Lowers melting point. Deoxidizer, decomposes copper oxide; phosphorus-bearing alloys can be used on copper without flux. Does not decompose zinc oxide, so flux is needed for brass. Forms brittle phosphides with some metals, e.g. nickel (Ni3P) and iron, phosphorus alloys unsuitable for brazing alloys bearing iron, nickel or cobalt in amount above 3%. The phosphides segregate at grain boundaries and cause intergranular embrittlement. (Sometimes the brittle joint is actually desired, though. Fragmentation grenades can be brazed with phosphorus bearing alloy to produce joints that shatter easily at detonation.)
6.Cadmium.
Lowers melting point, improves fluidity.
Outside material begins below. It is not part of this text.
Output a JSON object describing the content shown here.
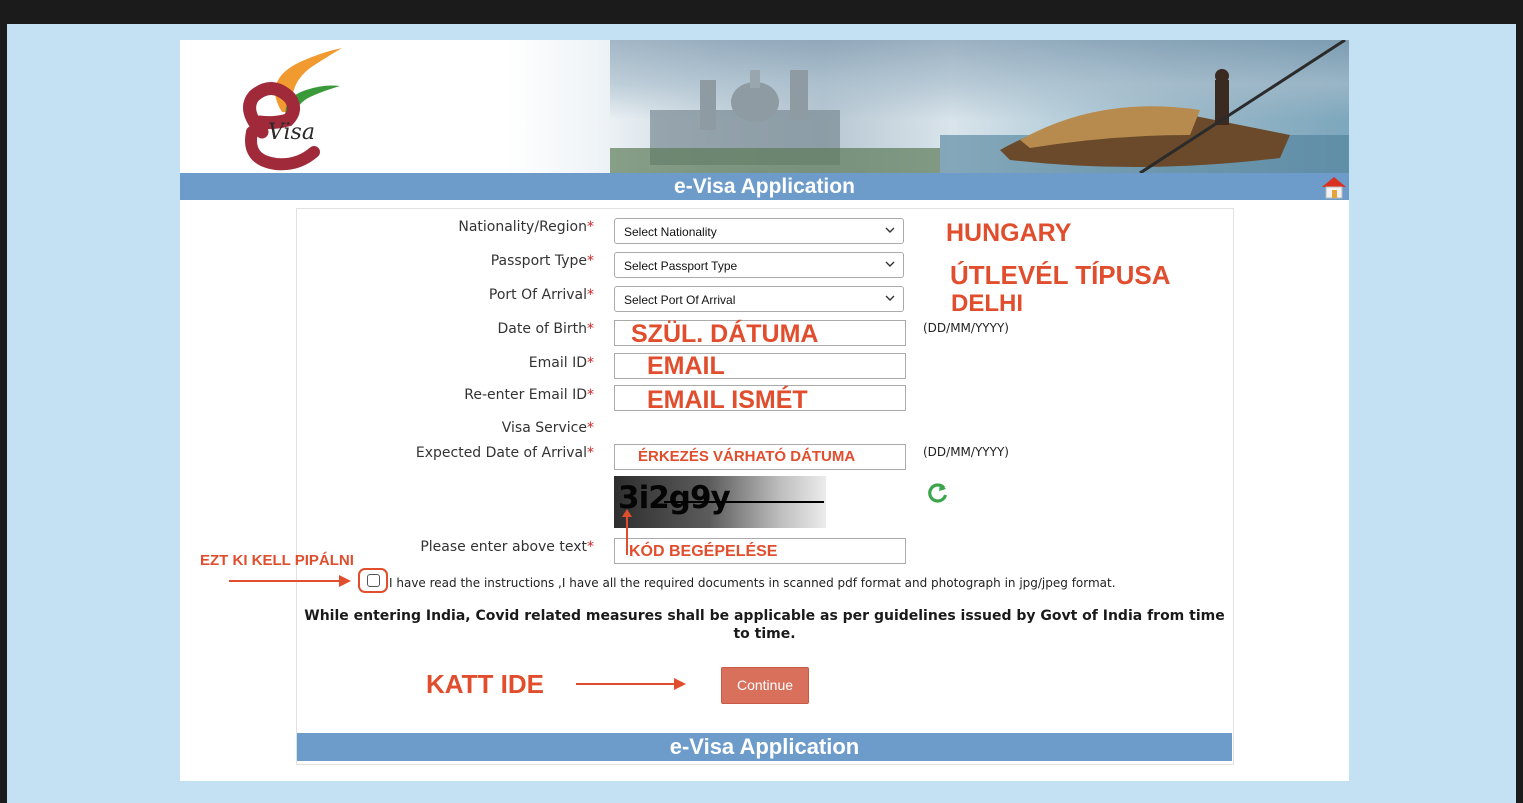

Toxic. Produces toxic fumes, requires ventilation. High affinity to oxygen, promotes wetting of copper in air by reduction of the cuprous oxide surface film. Less such benefit in furnace brazing with controlled atmosphere. Allows reducing silver content of Ag-Cu-Zn alloys. Replaced by tin in more modern alloys.
7.Tin.
Lowers melting point, improves fluidity. Broadens melting range. Can be used with copper, with which it forms bronze. Improves wetting of many difficult-to-wet metals, e.g. stainless steels and tungsten carbide. Traces of bismuth and beryllium together with tin or zinc in aluminium-based braze destabilize oxide film on aluminium, facilitating its wetting. Low solubility in zinc, which limits its content in zinc-bearing alloys.
8.Silicon.
Lowers melting point. Can form silicides. Improves wetting of copper-based brazes. Promotes flow. Causes intergranular embrittlement of nickel alloys. Rapidly diffuses into the base metals. Diffusion away from the braze increases its remelt temperature; exploited in diffusion brazing.